What gets us down to I think you guys said 22 in your release? What gets us down to 22 from sort of the run rate that we're on in the first quarter?
- Chief Financial Officer, Executive Vice President
Well part of the interest charge in the first quarter is due to the initial fees that we're paying to retire that debt.
So that's included in the $9 million of early retirement.
- Chief Financial Officer, Executive Vice President
Yes it is.
How much is that piece?
- Chief Financial Officer, Executive Vice President
I think it's total of over a million and a half.
Okay.
Plus we don't retire until January 1st.
Right.
- Chairman of the Board, CEO
Okay.
And if I heard Hal in the back you he said you don't retire until January 1, is that right?
That's correct.
- Chief Financial Officer, Executive Vice President
January 1 is the target date to retire that, so a good part of the quarter we still have that debt outstanding.
Okay, that explains it very well. Thank you.
- Chief Financial Officer, Executive Vice President
Thank you.
Operator
We have a follow-up question from Bob Whitenhall.
Yep. Stars the revolver is concerned is it going to be the same size and duration and structure?
- Chief Financial Officer, Executive Vice President
Are you talking about the new financing?
Yep.
- Chief Financial Officer, Executive Vice President
No it's going be a higher amount than what we currently carry right now.

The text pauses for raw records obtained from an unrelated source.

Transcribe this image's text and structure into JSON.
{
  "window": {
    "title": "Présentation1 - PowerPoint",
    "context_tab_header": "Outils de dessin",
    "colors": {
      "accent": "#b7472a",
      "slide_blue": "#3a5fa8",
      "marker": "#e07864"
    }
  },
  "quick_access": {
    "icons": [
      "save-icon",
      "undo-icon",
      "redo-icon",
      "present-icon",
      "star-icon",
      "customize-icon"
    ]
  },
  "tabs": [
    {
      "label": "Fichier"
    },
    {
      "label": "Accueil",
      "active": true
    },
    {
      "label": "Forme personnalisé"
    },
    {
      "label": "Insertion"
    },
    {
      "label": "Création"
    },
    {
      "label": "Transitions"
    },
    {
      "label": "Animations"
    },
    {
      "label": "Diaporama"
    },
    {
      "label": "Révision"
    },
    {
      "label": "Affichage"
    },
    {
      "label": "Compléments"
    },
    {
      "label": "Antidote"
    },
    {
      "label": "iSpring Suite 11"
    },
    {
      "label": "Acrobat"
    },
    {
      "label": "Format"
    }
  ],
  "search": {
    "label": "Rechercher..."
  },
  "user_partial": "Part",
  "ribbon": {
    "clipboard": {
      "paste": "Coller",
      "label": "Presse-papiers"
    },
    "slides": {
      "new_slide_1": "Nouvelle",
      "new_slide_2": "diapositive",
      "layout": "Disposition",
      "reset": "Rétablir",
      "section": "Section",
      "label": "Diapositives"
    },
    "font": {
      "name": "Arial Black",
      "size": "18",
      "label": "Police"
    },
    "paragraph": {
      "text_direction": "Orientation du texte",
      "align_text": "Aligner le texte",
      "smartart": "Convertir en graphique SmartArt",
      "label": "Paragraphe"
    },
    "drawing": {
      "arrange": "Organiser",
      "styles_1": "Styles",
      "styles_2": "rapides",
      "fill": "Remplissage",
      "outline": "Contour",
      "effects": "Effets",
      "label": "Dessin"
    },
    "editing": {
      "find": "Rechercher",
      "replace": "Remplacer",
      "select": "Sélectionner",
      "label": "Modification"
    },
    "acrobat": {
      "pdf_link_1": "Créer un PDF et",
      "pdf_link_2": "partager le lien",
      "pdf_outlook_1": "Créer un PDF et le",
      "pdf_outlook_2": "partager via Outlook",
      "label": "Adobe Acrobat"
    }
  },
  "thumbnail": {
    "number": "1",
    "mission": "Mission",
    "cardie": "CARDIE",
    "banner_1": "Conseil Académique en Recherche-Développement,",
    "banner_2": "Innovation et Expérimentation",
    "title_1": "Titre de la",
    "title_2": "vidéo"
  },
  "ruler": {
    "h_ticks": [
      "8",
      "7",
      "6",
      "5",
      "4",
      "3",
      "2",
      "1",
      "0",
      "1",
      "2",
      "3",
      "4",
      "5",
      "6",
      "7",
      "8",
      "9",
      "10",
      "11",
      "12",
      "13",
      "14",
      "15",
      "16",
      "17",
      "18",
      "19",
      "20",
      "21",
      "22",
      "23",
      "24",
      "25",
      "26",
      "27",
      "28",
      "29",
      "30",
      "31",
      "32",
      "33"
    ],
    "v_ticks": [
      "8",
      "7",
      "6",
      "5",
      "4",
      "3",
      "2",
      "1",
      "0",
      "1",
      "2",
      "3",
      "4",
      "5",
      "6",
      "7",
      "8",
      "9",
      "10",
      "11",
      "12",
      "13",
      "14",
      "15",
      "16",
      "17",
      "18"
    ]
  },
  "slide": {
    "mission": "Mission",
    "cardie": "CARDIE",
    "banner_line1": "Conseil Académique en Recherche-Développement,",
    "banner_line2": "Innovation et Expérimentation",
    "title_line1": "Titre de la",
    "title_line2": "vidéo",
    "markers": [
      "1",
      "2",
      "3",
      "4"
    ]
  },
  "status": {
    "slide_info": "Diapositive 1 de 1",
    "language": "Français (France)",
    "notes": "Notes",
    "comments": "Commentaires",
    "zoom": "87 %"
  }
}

Okay. So a larger facility similar ten-year three, four, five years?
- Chief Financial Officer, Executive Vice President
Yeah, I think we're targeting in that range, yes.
Okay. And then on the DNA front, DNA for the [INAUDIBLE] '03 would be comparable to '02?
- Chief Financial Officer, Executive Vice President
The DNA fund?
I mean--.
- Chief Financial Officer, Executive Vice President
[Are you] talking about deappreciation and amortization?
Yeah.
- Chief Financial Officer, Executive Vice President
Oh, okay,
Sorry.
- Chief Financial Officer, Executive Vice President
Well I think our forecast for deappreciation and amortization is somewhere around about 72 to 74 million against last year's number of $66 million.
Right. Thanks.
- Chief Financial Officer, Executive Vice President
We have time for I think about one more question.
Operator
We have a follow-up from David Rose.
Hi. Quick question on the amortization of goodwill that stopped. Are you as a result of FAS-142 are you going to stop including your trade area rights? Are you going to continue to amortize those?
- Chief Financial Officer, Executive Vice President
The trade area rights will be--are directly affected by FAS-142, Dave. And so they will be put on the balance sheet and reviewed annually for impairment.
Okay, so that's something new for you. So your prior estimates or prior estimates did not include that?
- Chief Financial Officer, Executive Vice President
Well our guidance for the year has always included and I think Paul [Westrough] asked the question about $4 million is the impact. And they are comparisons for '03 since we just adopted it in the first quarter of '03 to '02. That normalization is included in our guidance.
Okay, I was just trying to understand the shift. So it's because you are including trade area rights now?
- Chief Financial Officer, Executive Vice President
Yeah.
Thank you.
- Chief Financial Officer, Executive Vice President
Yeah, those are directly subject to FAS-142.
Yep, I thought that was the case in the past. Thank you.
- Chief Financial Officer, Executive Vice President
Thank you. Okay everyone. Thank you very much for joining us. We look forward to talking with you in February to discuss our first quarter results. Bye.
Operator
That concludes today's conference. Thank you for your participation.